はねの顕微鏡写真。脈でしきられてでこぼこがあります。トンボの飛行技術はここから生まれます。。

MSM12x30

上から見たところ。本に掲載できなかった写真です。

トンボをどのようにわける?
トンボと一口に言っても、種類はいっぱいいます。私たちは気づいていなくても、身近なところにも、たくさんの種類がいます。それをどのようにして子どもたちに紹介するか。トンボの分類に従えば、整理されたページをつくることができます。
でも、それは調べにくいし、他の本でも行われていることです。
そこで、著者の尾園さんに「直感的にわかる区分けってだめですか?」とお聞きしたら、「やってみましょう」とおっしゃって、色別、特徴別のトンボのリストをつくってくださいました。今回のページ構成はそれをもとにしています。

42-43*

赤いトンボのページ。赤くならないアカトンボのなかまなど、別に掲載しました。

50-51*

絶滅危惧種、天然記念物などを掲載したページ。小笠原諸島は、尾園さんが継続して取材しているところです。

大変だったヤゴの写真
今回の本のなかで私が好きなページです。

58-59*

ヤゴについてのくわしい本って案外少ないのです。

右ページのヤゴの泳ぎ方のページは画期的! こんな情報を見たことはありませんでしたし、そのヤゴたちのかわいさに脱帽!でした。
でも、このヤゴ、ずっと観察していたシオカラトンボのヤゴが死んでしまい、尾園さんはネキトンボで撮り直してくださるなど、さいごのさいごにいただいた写真でした。

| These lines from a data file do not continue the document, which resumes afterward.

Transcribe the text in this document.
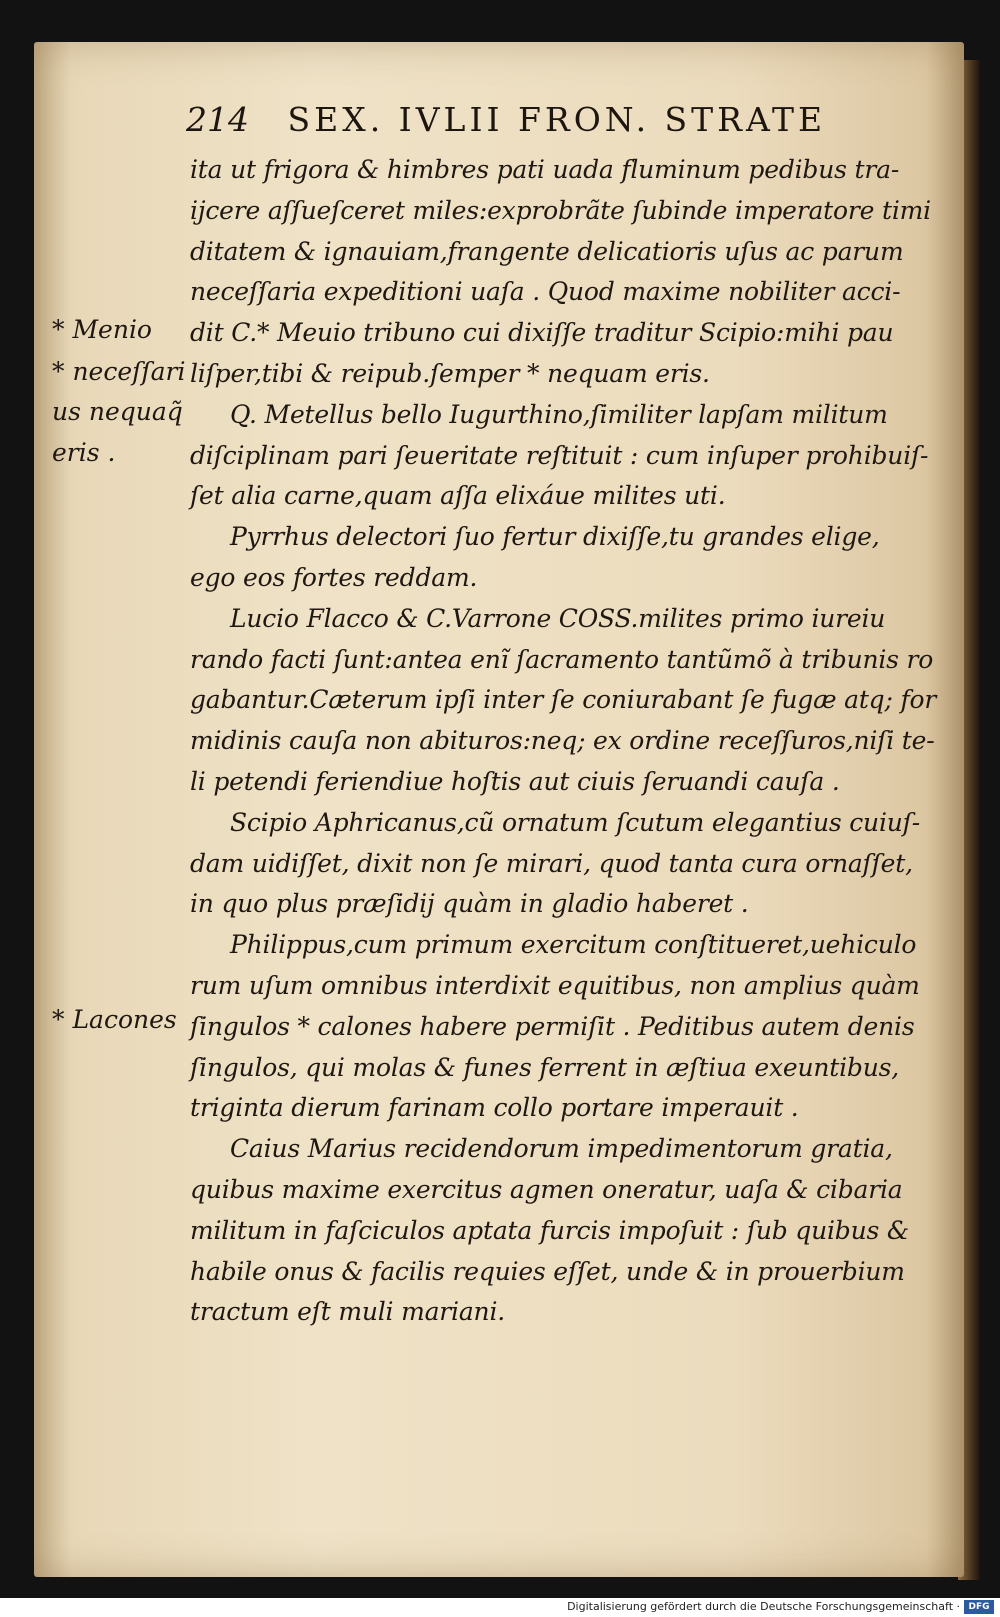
214 SEX. IVLII FRON. STRATE
ita ut frigora & himbres pati uada fluminum pedibus tra-
ijcere aſſueſceret miles:exprobrãte ſubinde imperatore timi
ditatem & ignauiam,frangente delicatioris uſus ac parum
neceſſaria expeditioni uaſa . Quod maxime nobiliter acci-
dit C.* Meuio tribuno cui dixiſſe traditur Scipio:mihi pau
liſper,tibi & reipub.ſemper * nequam eris.
Q. Metellus bello Iugurthino,ſimiliter lapſam militum
diſciplinam pari ſeueritate reſtituit : cum inſuper prohibuiſ-
ſet alia carne,quam aſſa elixáue milites uti.
Pyrrhus delectori ſuo fertur dixiſſe,tu grandes elige,
ego eos fortes reddam.
Lucio Flacco & C.Varrone COSS.milites primo iureiu
rando facti ſunt:antea enĩ ſacramento tantũmõ à tribunis ro
gabantur.Cæterum ipſi inter ſe coniurabant ſe fugæ atq; for
midinis cauſa non abituros:neq; ex ordine receſſuros,niſi te-
li petendi feriendiue hoſtis aut ciuis ſeruandi cauſa .
Scipio Aphricanus,cũ ornatum ſcutum elegantius cuiuſ-
dam uidiſſet, dixit non ſe mirari, quod tanta cura ornaſſet,
in quo plus præſidij quàm in gladio haberet .
Philippus,cum primum exercitum conſtitueret,uehiculo
rum uſum omnibus interdixit equitibus, non amplius quàm
ſingulos * calones habere permiſit . Peditibus autem denis
ſingulos, qui molas & funes ferrent in æſtiua exeuntibus,
triginta dierum farinam collo portare imperauit .
Caius Marius recidendorum impedimentorum gratia,
quibus maxime exercitus agmen oneratur, uaſa & cibaria
militum in faſciculos aptata furcis impoſuit : ſub quibus &
habile onus & facilis requies eſſet, unde & in prouerbium
tractum eſt muli mariani.
* Menio
* neceſſari
us nequaq̃
eris .
* Lacones
Digitalisierung gefördert durch die Deutsche Forschungsgemeinschaft · DFG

子どもたちにはこのヤゴの面白さを知ってもらいたいな、と思っています。

悩んだ表紙
表紙は悩みました。オニヤンマはかっこいいトンボですが、飛んでいる写真はバックが少し暗く、表紙にするより中面で大きく見せたいと思いました。
そこで、止まっている写真を表紙にしてみたら、横顔がくっきりとしてかっこいい!
なんといっても、オニヤンマの緑色の眼は迫力があります。
裏表紙には、空を感じる写真とかわいいトンボの写真。
どれも著者のトンボへの愛情を感じる写真です。

トンボジャケット

本にする前の校正です。

くわしくて使いやすい本を
今回、トンボのことがくわしくわかり、使いやすい本をめざしました。
そういう意味では既刊と少しちがうつくりです。
子どもの本だけでなく、大人の本まで含めてもかなりくわしいトンボの本になったと思います。と同時に、くわしくてわかりやすい本をつくることの難しさも痛感しました。
そして、小学校高学年が求める本とは何か、についても考えさせられました。
本の役割は知識の移動、そして感動の共有です。
できるだけ多くの人にトンボのかっこよさ、美しさ、面白さを知ってほしいと思います。